We also look into an obvious set of assets tied to geopolitical risk: Defense and Cybersecurity stocks, and gold. GS Aerospace and Defense Analyst Noah Poponak observes a clear relationship between geopolitical escalations and defense spending, but reminds us that the defense budget was already inflecting from its recent trough, a key driver behind his Attractive view on the Defense sector.

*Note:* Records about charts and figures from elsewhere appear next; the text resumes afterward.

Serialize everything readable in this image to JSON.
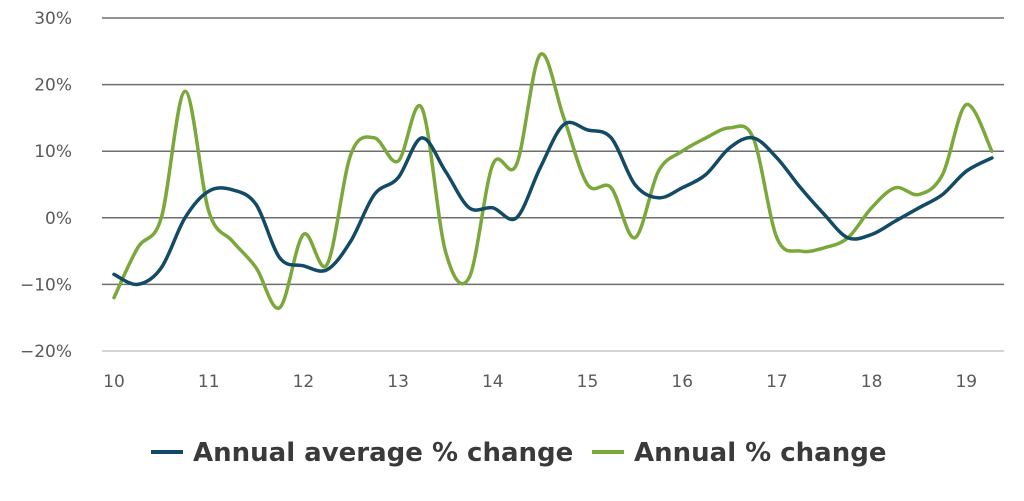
{
  "chart_data": {
    "type": "line",
    "x_tick_labels": [
      "10",
      "11",
      "12",
      "13",
      "14",
      "15",
      "16",
      "17",
      "18",
      "19"
    ],
    "y_tick_labels": [
      "30%",
      "20%",
      "10%",
      "0%",
      "−10%",
      "−20%"
    ],
    "ylim": [
      -20,
      30
    ],
    "xlim": [
      10,
      19.35
    ],
    "y_ticks": [
      30,
      20,
      10,
      0,
      -10,
      -20
    ],
    "grid": true,
    "legend_position": "bottom-center",
    "series": [
      {
        "name": "Annual average % change",
        "color": "#134a66",
        "x": [
          10.0,
          10.25,
          10.5,
          10.75,
          11.0,
          11.25,
          11.5,
          11.75,
          12.0,
          12.25,
          12.5,
          12.75,
          13.0,
          13.25,
          13.5,
          13.75,
          14.0,
          14.25,
          14.5,
          14.75,
          15.0,
          15.25,
          15.5,
          15.75,
          16.0,
          16.25,
          16.5,
          16.75,
          17.0,
          17.25,
          17.5,
          17.75,
          18.0,
          18.25,
          18.5,
          18.75,
          19.0,
          19.27
        ],
        "y": [
          -8.5,
          -10.0,
          -7.5,
          0.0,
          4.0,
          4.2,
          2.0,
          -6.0,
          -7.2,
          -7.8,
          -3.5,
          3.5,
          6.0,
          12.0,
          7.0,
          1.5,
          1.5,
          0.0,
          7.5,
          14.0,
          13.2,
          12.0,
          5.0,
          3.0,
          4.5,
          6.5,
          10.5,
          12.0,
          9.0,
          4.5,
          0.5,
          -3.0,
          -2.5,
          -0.5,
          1.5,
          3.5,
          7.0,
          9.0
        ]
      },
      {
        "name": "Annual % change",
        "color": "#7aa83a",
        "x": [
          10.0,
          10.25,
          10.5,
          10.75,
          11.0,
          11.25,
          11.5,
          11.75,
          12.0,
          12.25,
          12.5,
          12.75,
          13.0,
          13.25,
          13.5,
          13.75,
          14.0,
          14.25,
          14.5,
          14.75,
          15.0,
          15.25,
          15.5,
          15.75,
          16.0,
          16.25,
          16.5,
          16.75,
          17.0,
          17.25,
          17.5,
          17.75,
          18.0,
          18.25,
          18.5,
          18.75,
          19.0,
          19.27
        ],
        "y": [
          -12.0,
          -4.5,
          0.0,
          19.0,
          1.0,
          -3.5,
          -7.5,
          -13.5,
          -2.5,
          -7.0,
          9.5,
          12.0,
          8.5,
          16.5,
          -5.0,
          -9.0,
          8.0,
          8.0,
          24.5,
          15.0,
          5.0,
          4.5,
          -3.0,
          7.0,
          10.0,
          12.0,
          13.5,
          12.0,
          -3.0,
          -5.0,
          -4.5,
          -3.0,
          1.5,
          4.5,
          3.5,
          6.5,
          17.0,
          10.0
        ]
      }
    ]
  }
}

Security Software Analyst Gabriela Borges highlights two stocks exposed to cyber: FEYE and VRNT. And Jeff Currie and Mikhail Sprogis of GS Commodities Research ask whether gold is truly a good geopolitical hedge. Their answer: It can be if the event involves currency debasement, but implementation is important. This analysis, however, doesn’t take into consideration gold market liquidity itself, which can be crucial when deciding to hedge via physical gold in a vault versus COMEX gold futures. Using a gold futures contract as the basis of the hedge makes the implicit assumption that market liquidity will not be a problem in the realization of a geopolitical event. The importance of liquidity was tested during the collapse of Lehman Brothers in September 2008. Gold prices declined sharply as both traded volumes and open interest on the exchange plummeted. After this liquidity event, investors became more conscious of the physical vs. futures market distinction and began to demand more physical gold or physically-backed ETFs as a hedge against black-swan events. The lesson learned was that if gold liquidity dries up along with the broader market’s, so does your hedge—unless it is physical gold in a vault, the true “hedge of last resort.”